At Steelyard Analytics, Adams and her team use the NMR spectrometer as their primary tool for addressing a wide range of both qualitative and quantitative analytical questions. They perform studies for customers large and small, from routine Phospholipid Analyses to the use of two-dimensional NMR fingerprinting to establish and confirm HOS (higher order structure) of complex biologic drugs. They serve as investigators of all things, including dietary supplements, foods, infant nutrition, and drugs. A primary analytical method, NMR spectroscopy allows both identification and quantification with a single measurement. As such, one of their primary services is determining the accuracy of label claims.
Analyzing a sample using NMR spectroscopy allows Adams and her team to identify and quantify the specific contents of the sample. A so-called non-targeted method, NMR spectroscopy also reveals the presence of contaminants, which are often "silent" and not detectable if alternative analytical methods are used.

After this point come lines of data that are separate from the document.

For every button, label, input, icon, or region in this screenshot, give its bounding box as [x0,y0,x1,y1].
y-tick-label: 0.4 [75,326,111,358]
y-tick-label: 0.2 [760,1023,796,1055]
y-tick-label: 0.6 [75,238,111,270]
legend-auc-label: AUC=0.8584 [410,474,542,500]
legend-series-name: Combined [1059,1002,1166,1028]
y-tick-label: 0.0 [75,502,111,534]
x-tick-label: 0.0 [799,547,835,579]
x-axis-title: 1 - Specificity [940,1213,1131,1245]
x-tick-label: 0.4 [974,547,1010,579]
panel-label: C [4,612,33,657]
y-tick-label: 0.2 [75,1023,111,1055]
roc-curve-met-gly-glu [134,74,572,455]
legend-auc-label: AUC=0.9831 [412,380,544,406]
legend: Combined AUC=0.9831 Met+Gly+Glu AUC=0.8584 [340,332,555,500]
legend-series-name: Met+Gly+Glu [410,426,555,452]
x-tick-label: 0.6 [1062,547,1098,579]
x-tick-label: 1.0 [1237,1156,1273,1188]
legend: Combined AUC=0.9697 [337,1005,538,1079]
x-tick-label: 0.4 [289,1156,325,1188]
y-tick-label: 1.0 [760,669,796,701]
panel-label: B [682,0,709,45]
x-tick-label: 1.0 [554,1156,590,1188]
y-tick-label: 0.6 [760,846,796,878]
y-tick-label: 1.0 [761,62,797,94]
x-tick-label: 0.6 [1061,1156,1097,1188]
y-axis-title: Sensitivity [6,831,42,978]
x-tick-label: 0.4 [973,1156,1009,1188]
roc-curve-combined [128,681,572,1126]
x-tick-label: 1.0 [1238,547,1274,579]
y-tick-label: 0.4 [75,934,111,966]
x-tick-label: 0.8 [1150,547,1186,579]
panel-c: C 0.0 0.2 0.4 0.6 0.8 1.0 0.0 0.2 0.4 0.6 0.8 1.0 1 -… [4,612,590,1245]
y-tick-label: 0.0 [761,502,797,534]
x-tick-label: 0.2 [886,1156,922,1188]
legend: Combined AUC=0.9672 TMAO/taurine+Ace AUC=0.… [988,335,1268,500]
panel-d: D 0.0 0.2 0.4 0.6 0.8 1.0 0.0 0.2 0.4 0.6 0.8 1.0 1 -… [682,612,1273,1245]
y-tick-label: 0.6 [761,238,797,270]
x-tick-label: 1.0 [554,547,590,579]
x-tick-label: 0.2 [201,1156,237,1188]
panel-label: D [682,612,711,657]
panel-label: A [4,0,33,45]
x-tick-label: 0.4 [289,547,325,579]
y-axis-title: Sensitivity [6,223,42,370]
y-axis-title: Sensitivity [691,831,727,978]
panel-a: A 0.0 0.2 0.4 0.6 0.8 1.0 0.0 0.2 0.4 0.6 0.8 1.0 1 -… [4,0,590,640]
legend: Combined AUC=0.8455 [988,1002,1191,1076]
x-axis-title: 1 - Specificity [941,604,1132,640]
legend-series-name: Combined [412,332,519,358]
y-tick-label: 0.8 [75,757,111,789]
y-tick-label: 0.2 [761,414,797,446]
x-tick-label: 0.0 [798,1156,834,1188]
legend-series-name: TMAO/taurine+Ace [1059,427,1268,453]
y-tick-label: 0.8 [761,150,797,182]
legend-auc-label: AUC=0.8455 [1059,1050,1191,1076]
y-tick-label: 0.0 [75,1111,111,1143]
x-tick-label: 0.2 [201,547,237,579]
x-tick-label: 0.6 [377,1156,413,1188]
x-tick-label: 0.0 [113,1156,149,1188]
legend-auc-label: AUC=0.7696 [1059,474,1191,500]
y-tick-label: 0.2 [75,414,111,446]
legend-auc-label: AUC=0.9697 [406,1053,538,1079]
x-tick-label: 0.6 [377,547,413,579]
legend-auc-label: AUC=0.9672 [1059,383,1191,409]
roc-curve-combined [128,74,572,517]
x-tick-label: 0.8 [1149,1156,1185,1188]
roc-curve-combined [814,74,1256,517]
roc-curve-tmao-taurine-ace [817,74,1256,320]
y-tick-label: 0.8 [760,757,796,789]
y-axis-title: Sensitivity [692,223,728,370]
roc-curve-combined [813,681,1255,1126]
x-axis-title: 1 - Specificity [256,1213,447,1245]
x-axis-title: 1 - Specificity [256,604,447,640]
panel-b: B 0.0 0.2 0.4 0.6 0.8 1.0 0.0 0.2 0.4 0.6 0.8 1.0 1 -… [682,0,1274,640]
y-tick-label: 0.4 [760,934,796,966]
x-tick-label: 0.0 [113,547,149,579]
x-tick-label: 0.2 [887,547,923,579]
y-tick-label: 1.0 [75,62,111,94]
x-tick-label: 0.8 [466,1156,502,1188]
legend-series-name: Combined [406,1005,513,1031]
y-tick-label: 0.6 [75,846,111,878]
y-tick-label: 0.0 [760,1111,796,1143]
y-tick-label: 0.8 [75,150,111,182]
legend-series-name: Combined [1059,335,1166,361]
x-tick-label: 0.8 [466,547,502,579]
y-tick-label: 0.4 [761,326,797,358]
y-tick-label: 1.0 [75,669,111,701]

"To this day, I still get the biggest thrill out of putting a sample in the magnet
and finding out it's not what it's supposed to be," Adams said. "It's like being a
detective, putting together pieces of the puzzle and always solving. That's what I
truly love. The NMR spectrometer doesn’t lie.”
It was through rare challenges that Adams gathered the passion and work ethic she has today. Every day is a gift, and Adams is continuously reminded of that by regular doctor visits.
"I made it to 13, and then I made it through grad school and a few more major surgeries," Adams said. "So, there's obviously something I'm supposed to do here [in this life], and I've always been in search of the thing that I'm meant to do."
Adams’ story demonstrates resilience, passion and determination. Adams’ never gave up on her dream and continues to change the world, one NMR sample at a time.